MAR: An equivalent statement is that for the 0 - 4kHz band (narrowband),
25 dB SNR is good enough for telephony.

For wideband there probably is not any one codec that has achieved that
position.

MAR: Well, the game changes with VOICE when it comes to wideband. Speech
has a spectral tilt to it - lesser power per Hz with increasing
frequency (as it comes from a finite energy acoustic source - this MUST
be the case in the limit). The end result is that a PSD for an ensemble
of speech signals has approximately 6dB less energy per octave (i.e.,
over all phonetic content).

MAR: If you use G.711 for wideband (16k sampling) - the higher
frequencies will have more distortion (i.e., much less than 25 dB). Thus
G.711 sounds somewhat bad in wideband application due to this.
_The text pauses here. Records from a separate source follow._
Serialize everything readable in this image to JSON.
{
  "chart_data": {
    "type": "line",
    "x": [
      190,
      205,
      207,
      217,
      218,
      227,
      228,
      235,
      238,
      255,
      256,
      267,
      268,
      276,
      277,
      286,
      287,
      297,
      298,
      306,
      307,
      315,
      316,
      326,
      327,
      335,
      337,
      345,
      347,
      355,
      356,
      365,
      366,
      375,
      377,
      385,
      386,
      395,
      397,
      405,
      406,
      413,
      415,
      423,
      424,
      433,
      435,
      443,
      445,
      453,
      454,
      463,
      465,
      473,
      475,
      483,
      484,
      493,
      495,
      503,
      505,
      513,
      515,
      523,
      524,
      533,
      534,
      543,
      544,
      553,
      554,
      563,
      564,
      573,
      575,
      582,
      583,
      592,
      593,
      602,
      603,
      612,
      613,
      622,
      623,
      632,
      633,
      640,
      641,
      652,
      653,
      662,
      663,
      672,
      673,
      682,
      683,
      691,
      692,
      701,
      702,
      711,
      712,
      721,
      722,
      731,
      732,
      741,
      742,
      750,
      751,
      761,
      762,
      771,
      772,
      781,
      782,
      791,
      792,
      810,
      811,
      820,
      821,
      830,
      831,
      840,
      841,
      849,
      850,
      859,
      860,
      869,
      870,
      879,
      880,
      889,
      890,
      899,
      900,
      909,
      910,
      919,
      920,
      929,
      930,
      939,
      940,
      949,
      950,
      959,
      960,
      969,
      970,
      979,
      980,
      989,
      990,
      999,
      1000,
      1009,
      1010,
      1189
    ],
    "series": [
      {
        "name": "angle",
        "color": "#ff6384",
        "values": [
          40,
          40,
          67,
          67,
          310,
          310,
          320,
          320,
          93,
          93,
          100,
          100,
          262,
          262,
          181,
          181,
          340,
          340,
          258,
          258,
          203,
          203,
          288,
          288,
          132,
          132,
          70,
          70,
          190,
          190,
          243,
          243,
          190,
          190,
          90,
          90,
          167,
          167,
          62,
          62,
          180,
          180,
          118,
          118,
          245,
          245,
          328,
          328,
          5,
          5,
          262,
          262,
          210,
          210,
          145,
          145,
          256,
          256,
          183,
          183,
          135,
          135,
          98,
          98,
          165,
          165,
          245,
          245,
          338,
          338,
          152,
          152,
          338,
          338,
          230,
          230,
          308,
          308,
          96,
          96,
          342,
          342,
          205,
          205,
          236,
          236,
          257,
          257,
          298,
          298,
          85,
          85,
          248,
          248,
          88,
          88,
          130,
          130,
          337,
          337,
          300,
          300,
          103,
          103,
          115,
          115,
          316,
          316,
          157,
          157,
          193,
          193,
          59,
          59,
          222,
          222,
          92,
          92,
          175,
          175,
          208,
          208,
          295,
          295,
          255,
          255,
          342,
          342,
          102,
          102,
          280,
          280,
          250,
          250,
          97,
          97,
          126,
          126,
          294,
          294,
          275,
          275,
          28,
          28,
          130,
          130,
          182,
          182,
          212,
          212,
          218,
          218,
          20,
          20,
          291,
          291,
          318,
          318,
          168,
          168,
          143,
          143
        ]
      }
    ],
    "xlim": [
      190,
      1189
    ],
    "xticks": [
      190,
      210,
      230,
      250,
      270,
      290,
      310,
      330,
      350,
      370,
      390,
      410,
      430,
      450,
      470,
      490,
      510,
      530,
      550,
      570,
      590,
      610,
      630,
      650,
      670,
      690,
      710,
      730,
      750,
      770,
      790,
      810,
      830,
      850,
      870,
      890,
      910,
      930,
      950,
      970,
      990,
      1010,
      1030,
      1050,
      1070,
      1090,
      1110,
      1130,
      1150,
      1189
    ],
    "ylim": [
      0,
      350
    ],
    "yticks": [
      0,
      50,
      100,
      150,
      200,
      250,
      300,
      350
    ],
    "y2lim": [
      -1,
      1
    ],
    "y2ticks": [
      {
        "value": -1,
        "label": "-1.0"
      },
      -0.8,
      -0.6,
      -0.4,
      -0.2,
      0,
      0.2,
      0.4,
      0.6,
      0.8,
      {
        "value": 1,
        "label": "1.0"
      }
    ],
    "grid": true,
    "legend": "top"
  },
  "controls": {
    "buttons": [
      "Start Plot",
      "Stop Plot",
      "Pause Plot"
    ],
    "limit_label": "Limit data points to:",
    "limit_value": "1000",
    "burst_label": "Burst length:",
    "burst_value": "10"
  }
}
MAR: What I believe you are asking for is: 1) a simple "waveform codec",
2) but one that is "pre-equalized" to whiten the spectral tilt in speech
signals. For example, virtually all filter-band-based codecs (e.g.,
MLT/MCT-based) do this via the "bit allocation" process (sometimes in
conjunction with pre-emphasis).

MAR: I believe most of the codecs proposed for this proposed "codec"
working group are speech-model based. If you want a "waveform based"
solution that you can "transform into and out of" (something which I
call a "do-no-harm" codec property) - you simply need pre-equalization
plus a relatively simple waveform codec behind it (G.711 or something
nearly as simple).

MAR: Note these codecs will be less bandwidth efficient than the usual
(model-based) suspects - as the model-based codecs generally only
parameterize the spectrum (NOT the waveform) above 4kHz. But give me
60~90 kbps ... and such a codec becomes a relatively easy task for any
signal processing graduate student (at least one that would have me on
their thesis committee).

MAR: Lastly, waveform based codecs are generally better for speech
recognition applications - a quality that we might also desire to
consider.

I don't believe building a better, even royalty free codec, will
guarantee a position in the market place. The world is littered with
better solutions that never made it. You need a market where everyone
chooses to implement it so that you can use that codec without having to
go to transcoding. Pasting IETF on the front cover does not achieve
that.

I don't really have a problem with people trying to sit down and design
a new codec and IETF then publishing it. Without some other selling
point however it just becomes yet another codec competing for market
place. As such, put it somewhere where it does not interfere with other
work. Sticking it on a separate mailing list, and not letting it compete
for valuable IETF face to face slots as a working group is fine.

regards

Keith